Let me know if you have need any help with these GDS procedures.

Best regards,
Ioannis.

Try this:

WITH [345920715, 345920716, 345920717, 345920718, 345920719, 345920720, 345920721, 345920722, 345920723, 345920724, 345920725, 345920726, 345920727, 345920728, 345920729, 345920730, 345920731, 345920732, 345920733, 345920734, 345920735, 345920736, 345920737, 345920738, 345920739, 345920740, 345920741, 345920742, 345920743, 345920744, 345920745, 345920746, 345920747, 345920748, 345920749, 345920750, 345920751, 345920752, 345920753, 345920754, 345920755, 345920756, 345920757, 345920758, 345920759, 345920760, 345920761, 345920762, 345920763, 345920764] AS uids
UNWIND uids as uid
MATCH (n:Point{uid:uid})
WITH COLLECT(n) as Points
UNWIND Points as from
UNWIND Points as to
WITH from, to
WHERE from.uid < to.uid
MATCH path = shortestPath((from)-[r:EDGE*]-(to))
WITH from.uid AS fromPoint, to.uid AS toPoint,path,
reduce(time = 0, r in relationships(path) | time + r.time) AS totalTime,
reduce(dist = 0, r in relationships(path) | dist + r.length) AS totalDistance
RETURN fromPoint, toPoint, totalDistance,totalTime
ORDER BY fromPoint, toPoint;

Thanks @glilienfield for your reply. Earlier I was getting 2425 rows (50*49=2450) in query result and it was taking 21 mins. Now above query is giving 1225 rows and taking 10 mins. Both, Time and rows are reduced by half.
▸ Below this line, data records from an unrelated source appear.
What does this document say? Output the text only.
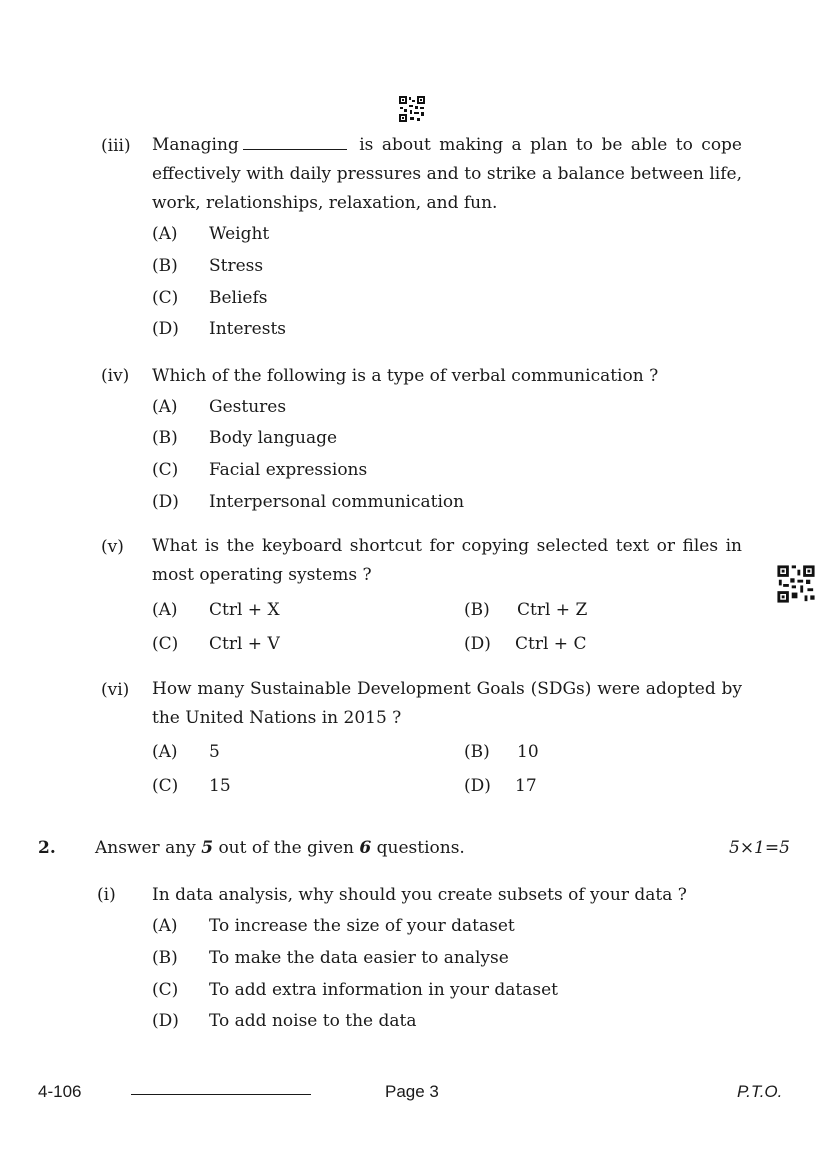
(iii) Managing	is about making a plan to be able to cope effectively with daily pressures and to strike a balance between life, work, relationships, relaxation, and fun.
(A) Weight
(B) Stress
(C) Beliefs
(D) Interests
(iv) Which of the following is a type of verbal communication ?
(A) Gestures
(B) Body language
(C) Facial expressions
(D) Interpersonal communication
(v) What is the keyboard shortcut for copying selected text or files in most operating systems ?
(A) Ctrl + X	(B) Ctrl + Z
(C) Ctrl + V	(D) Ctrl + C
(vi) How many Sustainable Development Goals (SDGs) were adopted by the United Nations in 2015 ?
(A) 5	(B) 10
(C) 15	(D) 17
2. Answer any 5 out of the given 6 questions.	5×1=5
(i) In data analysis, why should you create subsets of your data ?
(A) To increase the size of your dataset
(B) To make the data easier to analyse
(C) To add extra information in your dataset
(D) To add noise to the data
4-106	Page 3	P.T.O.
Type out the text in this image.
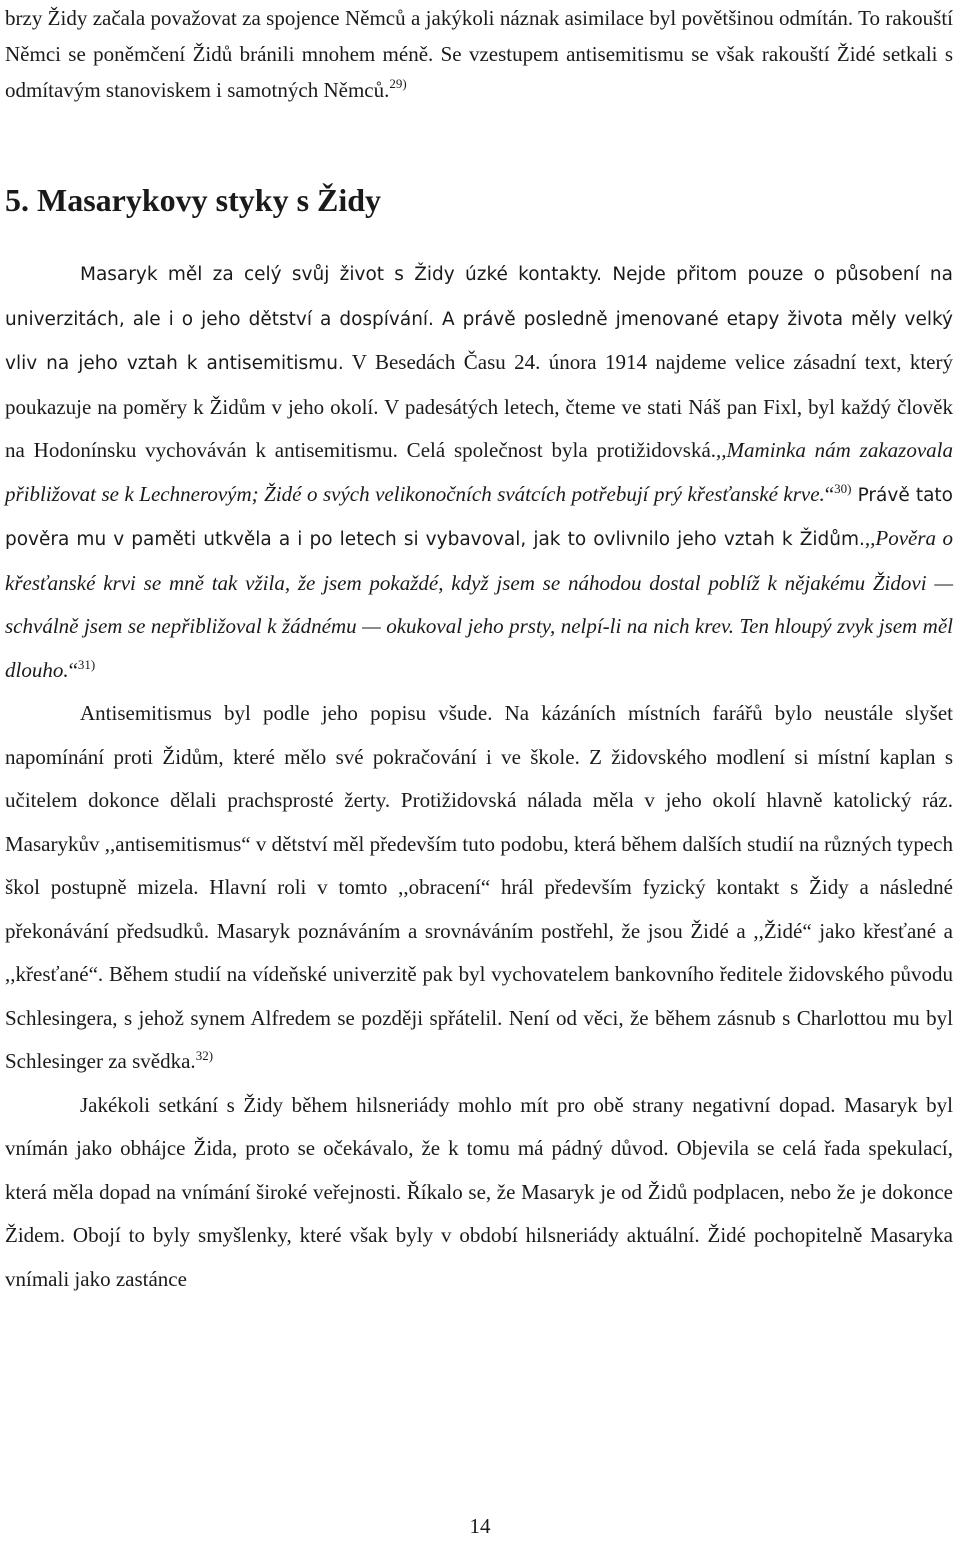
brzy Židy začala považovat za spojence Němců a jakýkoli náznak asimilace byl povětšinou odmítán. To rakouští Němci se poněmčení Židů bránili mnohem méně. Se vzestupem antisemitismu se však rakouští Židé setkali s odmítavým stanoviskem i samotných Němců.$^{29)}$

5. Masarykovy styky s Židy

Masaryk měl za celý svůj život s Židy úzké kontakty. Nejde přitom pouze o působení na univerzitách, ale i o jeho dětství a dospívání. A právě posledně jmenované etapy života měly velký vliv na jeho vztah k antisemitismu. V Besedách Času 24. února 1914 najdeme velice zásadní text, který poukazuje na poměry k Židům v jeho okolí. V padesátých letech, čteme ve stati Náš pan Fixl, byl každý člověk na Hodonínsku vychováván k antisemitismu. Celá společnost byla protižidovská.,,Maminka nám zakazovala přibližovat se k Lechnerovým; Židé o svých velikonočních svátcích potřebují prý křesťanské krve.“$^{30)}$ Právě tato pověra mu v paměti utkvěla a i po letech si vybavoval, jak to ovlivnilo jeho vztah k Židům.,,Pověra o křesťanské krvi se mně tak vžila, že jsem pokaždé, když jsem se náhodou dostal poblíž k nějakému Židovi — schválně jsem se nepřibližoval k žádnému — okukoval jeho prsty, nelpí-li na nich krev. Ten hloupý zvyk jsem měl dlouho.“$^{31)}$

Antisemitismus byl podle jeho popisu všude. Na kázáních místních farářů bylo neustále slyšet napomínání proti Židům, které mělo své pokračování i ve škole. Z židovského modlení si místní kaplan s učitelem dokonce dělali prachsprosté žerty. Protižidovská nálada měla v jeho okolí hlavně katolický ráz. Masarykův ,,antisemitismus“ v dětství měl především tuto podobu, která během dalších studií na různých typech škol postupně mizela. Hlavní roli v tomto ,,obracení“ hrál především fyzický kontakt s Židy a následné překonávání předsudků. Masaryk poznáváním a srovnáváním postřehl, že jsou Židé a ,,Židé“ jako křesťané a ,,křesťané“. Během studií na vídeňské univerzitě pak byl vychovatelem bankovního ředitele židovského původu Schlesingera, s jehož synem Alfredem se později spřátelil. Není od věci, že během zásnub s Charlottou mu byl Schlesinger za svědka.$^{32)}$

Jakékoli setkání s Židy během hilsneriády mohlo mít pro obě strany negativní dopad. Masaryk byl vnímán jako obhájce Žida, proto se očekávalo, že k tomu má pádný důvod. Objevila se celá řada spekulací, která měla dopad na vnímání široké veřejnosti. Říkalo se, že Masaryk je od Židů podplacen, nebo že je dokonce Židem. Obojí to byly smyšlenky, které však byly v období hilsneriády aktuální. Židé pochopitelně Masaryka vnímali jako zastánce

14
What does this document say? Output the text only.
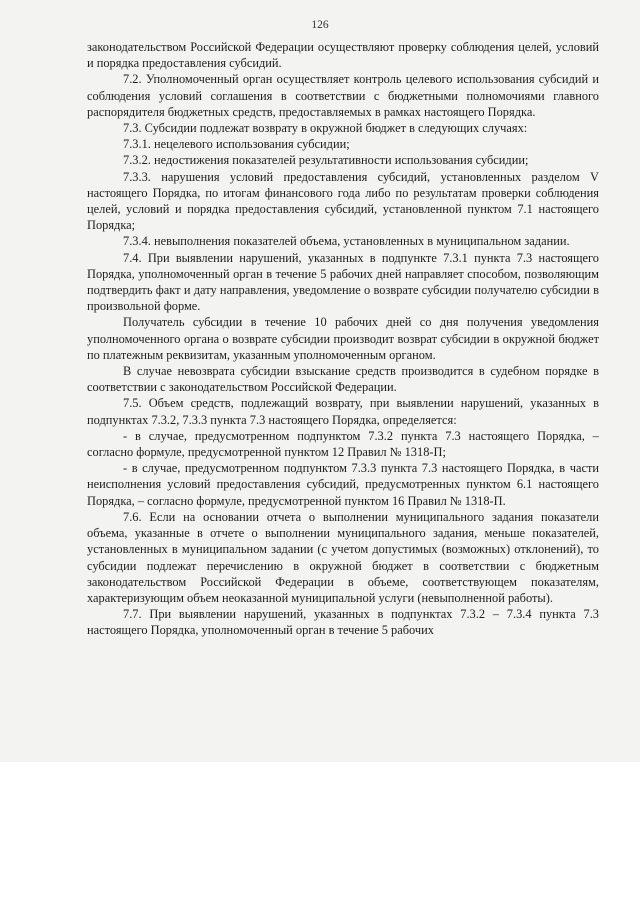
126

законодательством Российской Федерации осуществляют проверку соблюдения целей, условий и порядка предоставления субсидий.

7.2. Уполномоченный орган осуществляет контроль целевого использования субсидий и соблюдения условий соглашения в соответствии с бюджетными полномочиями главного распорядителя бюджетных средств, предоставляемых в рамках настоящего Порядка.

7.3. Субсидии подлежат возврату в окружной бюджет в следующих случаях:

7.3.1. нецелевого использования субсидии;

7.3.2. недостижения показателей результативности использования субсидии;

7.3.3. нарушения условий предоставления субсидий, установленных разделом V настоящего Порядка, по итогам финансового года либо по результатам проверки соблюдения целей, условий и порядка предоставления субсидий, установленной пунктом 7.1 настоящего Порядка;

7.3.4. невыполнения показателей объема, установленных в муниципальном задании.

7.4. При выявлении нарушений, указанных в подпункте 7.3.1 пункта 7.3 настоящего Порядка, уполномоченный орган в течение 5 рабочих дней направляет способом, позволяющим подтвердить факт и дату направления, уведомление о возврате субсидии получателю субсидии в произвольной форме.

Получатель субсидии в течение 10 рабочих дней со дня получения уведомления уполномоченного органа о возврате субсидии производит возврат субсидии в окружной бюджет по платежным реквизитам, указанным уполномоченным органом.

В случае невозврата субсидии взыскание средств производится в судебном порядке в соответствии с законодательством Российской Федерации.

7.5. Объем средств, подлежащий возврату, при выявлении нарушений, указанных в подпунктах 7.3.2, 7.3.3 пункта 7.3 настоящего Порядка, определяется:

- в случае, предусмотренном подпунктом 7.3.2 пункта 7.3 настоящего Порядка, – согласно формуле, предусмотренной пунктом 12 Правил № 1318-П;

- в случае, предусмотренном подпунктом 7.3.3 пункта 7.3 настоящего Порядка, в части неисполнения условий предоставления субсидий, предусмотренных пунктом 6.1 настоящего Порядка, – согласно формуле, предусмотренной пунктом 16 Правил № 1318-П.

7.6. Если на основании отчета о выполнении муниципального задания показатели объема, указанные в отчете о выполнении муниципального задания, меньше показателей, установленных в муниципальном задании (с учетом допустимых (возможных) отклонений), то субсидии подлежат перечислению в окружной бюджет в соответствии с бюджетным законодательством Российской Федерации в объеме, соответствующем показателям, характеризующим объем неоказанной муниципальной услуги (невыполненной работы).

7.7. При выявлении нарушений, указанных в подпунктах 7.3.2 – 7.3.4 пункта 7.3 настоящего Порядка, уполномоченный орган в течение 5 рабочих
Is there a way to reduce the query time in the range of 1 to 2 mins? Please suggest.

You should get half the results, as I configured it not to calculate the shortest path from each direction, i.e. Node A -> Node B and Node B -> Node A, as the result should be the same since you did not specify relationship direction in your query.

Do you have an index defined on property 'uid' for Point label?

Yes. Index is defined on uid property of Point label.